November 25, 2006

Ebay for Democracy: A Revision

The Kodikulam story gets more bizarre by the day. In a post in India Uncut related to my previous post, Ebay for Democracy, Amit Varma has added an update based on an alternative explanation of the auction of seats on the village council, offered by Nilu. Nilu suggests that the auction is motivated by caste and not market forces. According to him, the auctioned seat is reserved for the Dalits. The winning candidate, a Dalit, was allegedly forced by the upper caste folks in the village to pay a fee for the seat. Nilu further contends that the fees for the seats — reservation prices for the auction, I presume — on the council are graded, inversely proportional to the position of the candidate in the caste hierarchy. Apparently, it's a common practice for filling various government positions in many Tamil Nadu villages.

I was a bit puzzled by Nilu's explanation, because my understanding is that there is a direct correlation between caste and class status in Indian villages. How could the Kodikulam village rationally expect to fetch a higher price for a seat reserved for the poor Dalits than, say, for one reserved for the relatively well off Thevars, the dominant caste in that part of India? Rs. 200,000 could well be the life-time earnings of a Dalit farmhand. Would it not be too risky to bid it all on the uncertain earnings from a seat on the village council, bribes included?

I dug a little deeper and found more fascinating details of the story in the Indian Express. It seems that the seat in question is indeed reserved for the Dalits. It's held by Ms. Balamani, a poor Dalit woman. What was auctioned, however, was not the seat, but the right to control Balamani! The highest bidder would retain the right to use her as a rubber stamp, and expropriate all the commissions that she would earn while she held the post —

...While T Madhivanan was the hot favourite with his offer of Rs 2 lakh [Rs. 200,000] till this morning, another farmer, Karuppusamy Ayyavu Thevar (36), surprised everyone with his offer of Rs. 2.16 lakh [Rs. 216,000] and ‘won’ Balamani...

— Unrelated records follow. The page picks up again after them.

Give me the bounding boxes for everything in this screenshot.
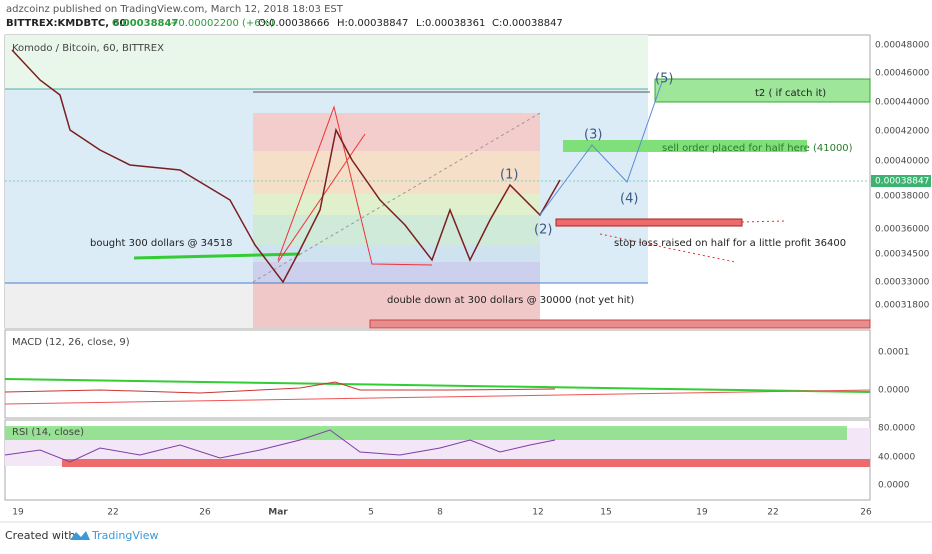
rsi-axis: 40.0000 [878,453,915,463]
zone [5,35,648,89]
x-axis-label: 19 [696,508,708,518]
logo [70,531,90,540]
change: +0.00002200 (+6%) [170,18,274,29]
macd-label: MACD (12, 26, close, 9) [12,337,130,348]
x-axis-label: 15 [600,508,611,518]
price-line [11,49,561,284]
price-axis-label: 0.00042000 [875,127,930,137]
fib-band [253,262,540,283]
x-axis-label: 22 [107,508,118,518]
macd-axis: 0.0001 [878,348,910,358]
open: O:0.00038666 [258,18,330,29]
x-axis-label: Mar [268,508,288,518]
x-axis-label: 26 [199,508,211,518]
fib-band [253,194,540,215]
fib-band [253,215,540,245]
wave-label: (4) [620,192,638,207]
sell-box [563,140,807,152]
close: C:0.00038847 [492,18,563,29]
target-box [654,78,871,103]
annotation: stop loss raised on half for a little pr… [614,238,846,249]
price-axis-label: 0.00034500 [875,250,930,260]
publisher: adzcoinz published on TradingView.com, M… [6,4,344,15]
x-axis-label: 19 [12,508,24,518]
price-axis-label: 0.00033000 [875,278,930,288]
fib-band [253,245,540,262]
wave-path [539,81,663,216]
price-axis-label: 0.00031800 [875,301,930,311]
rsi-line [4,429,556,463]
price: 0.00038847 [112,18,178,29]
last-price: 0.00038847 [875,177,929,187]
low: L:0.00038361 [416,18,485,29]
pattern [277,133,366,263]
high: H:0.00038847 [337,18,408,29]
annotation: t2 ( if catch it) [755,88,826,99]
wave-label: (3) [584,128,602,143]
macd-axis: 0.0000 [878,386,910,396]
x-axis-label: 5 [368,508,374,518]
wave-label: (2) [534,223,552,238]
stop-box [555,218,743,227]
wave-label: (5) [655,72,673,87]
footer-brand: TradingView [91,529,158,542]
pattern [277,105,433,266]
macd-line [4,378,871,393]
trend [252,112,541,283]
chart-title: Komodo / Bitcoin, 60, BITTREX [12,43,164,54]
price-axis-label: 0.00046000 [875,69,930,79]
price-axis-label: 0.00048000 [875,41,930,51]
price-axis-label: 0.00038000 [875,192,930,202]
x-axis-label: 22 [767,508,778,518]
zone [5,283,253,328]
last-price-tag [871,175,931,187]
price-axis-label: 0.00040000 [875,157,930,167]
wave-label: (1) [500,168,518,183]
macd-signal [4,381,556,394]
annotation: sell order placed for half here (41000) [662,143,853,154]
rsi-box [5,426,847,440]
rsi-axis: 0.0000 [878,481,910,491]
box [369,319,871,329]
macd-pane [4,329,871,419]
stop-line [741,220,787,223]
macd-line [4,389,871,405]
x-axis-label: 26 [860,508,872,518]
x-axis-label: 12 [532,508,543,518]
annotation: double down at 300 dollars @ 30000 (not … [387,295,634,306]
annotation: bought 300 dollars @ 34518 [90,238,233,249]
price-axis-label: 0.00044000 [875,98,930,108]
symbol: BITTREX:KMDBTC, 60 [6,18,126,29]
x-axis-label: 8 [437,508,443,518]
price-axis-label: 0.00036000 [875,225,930,235]
rsi-label: RSI (14, close) [12,427,84,438]
fib-band [253,151,540,194]
rsi-box [62,459,870,467]
footer-created: Created with [5,529,75,542]
rsi-axis: 80.0000 [878,424,915,434]
buy-line [133,252,301,260]
fib-band [253,113,540,151]
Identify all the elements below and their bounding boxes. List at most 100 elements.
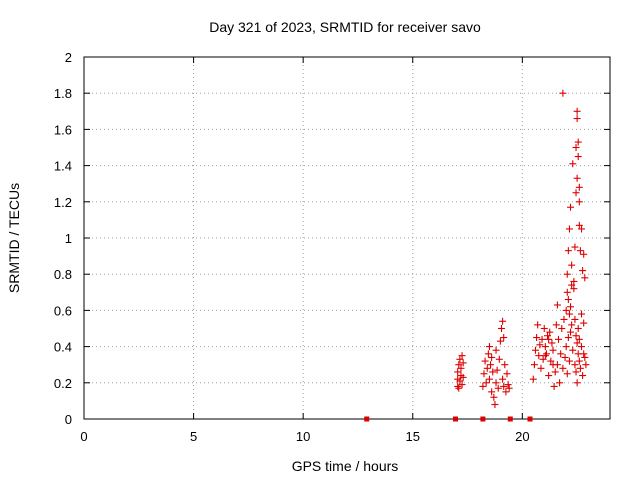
chart-title: Day 321 of 2023, SRMTID for receiver sav…	[209, 19, 481, 35]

To a country that is used to seeing heads of states elected, only to be the rubber stamps for their real bosses who might be in political exile, this should not come as a surprise. For Ms. Balamani, who has been excluded from the best part of the spoils, the reservation of the seat for Dalits should seem pointless. Mr. Thevar is most likely to fall short of his expected earnings from the investment by at least Rs. 16,000. He would do better to pay heed to the winner's curse, the next time he bids in an auction. Those in the current Indian government, who want to institute caste, community, and gender based quotas in everything from university admissions to cricket, should take note of the story, too. This is how the quota regime and other forms of market intervention can be hijacked to entrench perceived and real social inequities. Amazing lessons in the power of the market forces that even a Ph.D in economics would find worthwhile to learn!

Milton Friedman too would have loved to hear this story, if he were alive. It's the ultimate tribute to the man, beating easily the Salon article that I referred to in my earlier post on his demise. Commenting on political corruption in India during the heydays of the License-Permit Raj, Milton and Rose Friedman wrote:

"We shall not soon forget the tongue-lashing one of us received from a prominent, highly successful and extremely literate Indian entrepreneur-physically the very model of the Marxist caricature of an obese capitalist-in reaction to remarks that he correctly interpreted as criticism of India's detailed central planning. He informed us in no uncertain terms that the government of a country as poor as India simply had to control imports, domestic production, and the allocation of investment-and by implication grant him the special privileges in all these areas that are the source of his own affluence-in order to assure that social priorities override the selfish demand of individuals." [Source: Free to Choose-A Personal Statement by Milton and Rose Friedman, Harcourt Brace Jovanovich, New York, 1980, pp54]

What could be better than an auction for corruption to please this man with such unshakable faith in the market? By the way, could someone please post the current asking price for a backward caste birth certificate in India?

1 comment :
  1. I am surprised how such a nugget of a post can go without a comment. Unless the truth is that your readers are speechlessly intimidated by your erudition and brilliance.
    Yes, I confess, I am, too, but not speechlessly so. I tend to get a bit talkative, like after the initial loading dose of a fine single malt.